How does the pelvic floor work?
The muscles of the pelvic floor are kept firm and slightly tense to stop the leakage of urine from the bladder or faeces from the bowel. When you pass water or have a bowel motion the pelvic floor muscles relax. Afterwards they tighten again to restore control.
Pelvic floor muscles can become weak and sag because of childbirth, lack of exercise, the menopause, or just getting older. Weak muscles give you less control and you may leak urine, especially with exercise or when you cough, sneeze or laugh.
How can pelvic floor exercises help?
Pelvic floor exercises can strengthen these muscles so that they once again give support. This will improve your bladder control and improve or stop leakage of urine. Like any other muscles in the body, the more you use and exercise them, the stronger the pelvic floor will be.
Learning to do pelvic floor exercises
It is important to learn to do the exercises in the right way, and to check from time to time that you are still doing them correctly.
1. Sit comfortably with your knees slightly apart. Now imagine that you are trying to stop yourself passing wind from the bowel. To do this you must squeeze and lift the muscle around the back passage. You should be able to feel the muscle move. Your buttocks and legs should not move at all. You should be aware of the skin around the back passage tightening and being pulled up and away from your chair. Really try to feel this.
2. Now imagine that you are sitting on a toilet passing urine. Picture yourself trying to stop the stream of urine. Try doing that now as you are reading this. You should be using the same group of muscles that you used before, but don't be surprised if you find this harder than exercise 1.
3. Next time you go to the toilet to pass urine, try the 'stop test' about half way through emptying your bladder. Once you have stopped the flow of urine, relax again and allow the bladder to empty completely. You may only be able to slow down the stream. Don't worry, your muscles will improve and strengthen with time and exercise. If the stream of urine speeds up when you try to do this exercise, you are squeezing the wrong muscles.

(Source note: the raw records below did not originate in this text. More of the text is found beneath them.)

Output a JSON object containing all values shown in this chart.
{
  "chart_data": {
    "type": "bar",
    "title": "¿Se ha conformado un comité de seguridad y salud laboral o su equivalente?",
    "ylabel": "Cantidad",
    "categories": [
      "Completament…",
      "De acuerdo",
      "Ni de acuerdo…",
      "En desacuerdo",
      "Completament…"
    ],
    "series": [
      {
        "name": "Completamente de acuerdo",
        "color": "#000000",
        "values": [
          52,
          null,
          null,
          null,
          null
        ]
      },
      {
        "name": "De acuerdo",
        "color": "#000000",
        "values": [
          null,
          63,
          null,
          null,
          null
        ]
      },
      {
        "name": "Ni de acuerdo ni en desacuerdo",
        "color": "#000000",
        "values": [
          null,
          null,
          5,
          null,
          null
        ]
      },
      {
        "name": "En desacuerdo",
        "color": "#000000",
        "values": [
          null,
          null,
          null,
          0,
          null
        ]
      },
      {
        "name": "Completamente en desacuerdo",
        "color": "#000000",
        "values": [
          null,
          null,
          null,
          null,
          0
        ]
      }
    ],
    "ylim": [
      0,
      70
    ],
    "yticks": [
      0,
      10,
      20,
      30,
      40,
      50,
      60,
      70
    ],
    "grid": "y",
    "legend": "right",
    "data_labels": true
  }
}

Do not get into the habit of doing the 'stop test' every time you pass urine.
This exercise should be done only once a day at the most.
Now you know what it feels like to exercise the pelvic floor!
Practising your exercises
1. Slow pull-ups - sit, stand or lie with your knees slightly apart. Slowly tighten and pull up the pelvic floor muscles as hard as you can. Hold tightened for at least five seconds if you can, then relax. Repeat at least five times.
2. Fast pull-ups - now pull the muscles up quickly and tightly then relax immediately. Repeat at least five times.
3. Do these two exercises – five slow and five fast at least 10 times a day.
4. As the muscles get stronger, you will find that you can hold for longer than five seconds and that you can do more than five pull-ups each time without the muscle getting tired.
5. It takes time for exercise to make muscles stronger. You are unlikely to notice improvement for several weeks so stick at it. You will need to exercise regularly for several months before the muscles gain their full strength.
Tips to help you
1. Get into the habit of doing the exercises with things you do regularly – every time you touch water if you are at home, or every time you answer the phone if you are at the office … whatever you do often.
2. Do the stop test once a day when passing urine. Stopping your urine should get faster and easier.
3. If you are unsure that you are exercising the right muscle, put one or two fingers in the vagina and try the exercises to check. You should feel a gentle squeeze if you are exercising the pelvic floor.
4. Use the pelvic floor when you are afraid you might leak – pull up the muscles before you sneeze or lift something heavy. Your control will gradually improve.
5. Drink normally – at least six to eight cups a day. Don't get into the habit of going to the toilet 'just in case'. Go only when you feel your bladder is full.
6. Watch your weight – extra weight puts extra strain on your pelvic floor muscles.
7. Once you have regained control of your bladder don't forget your pelvic floor.
Continue to do your pelvic floor exercises a few times each day to ensure that the problem does not come back.
You can do pelvic floor exercises wherever you are, nobody need know what you are doing.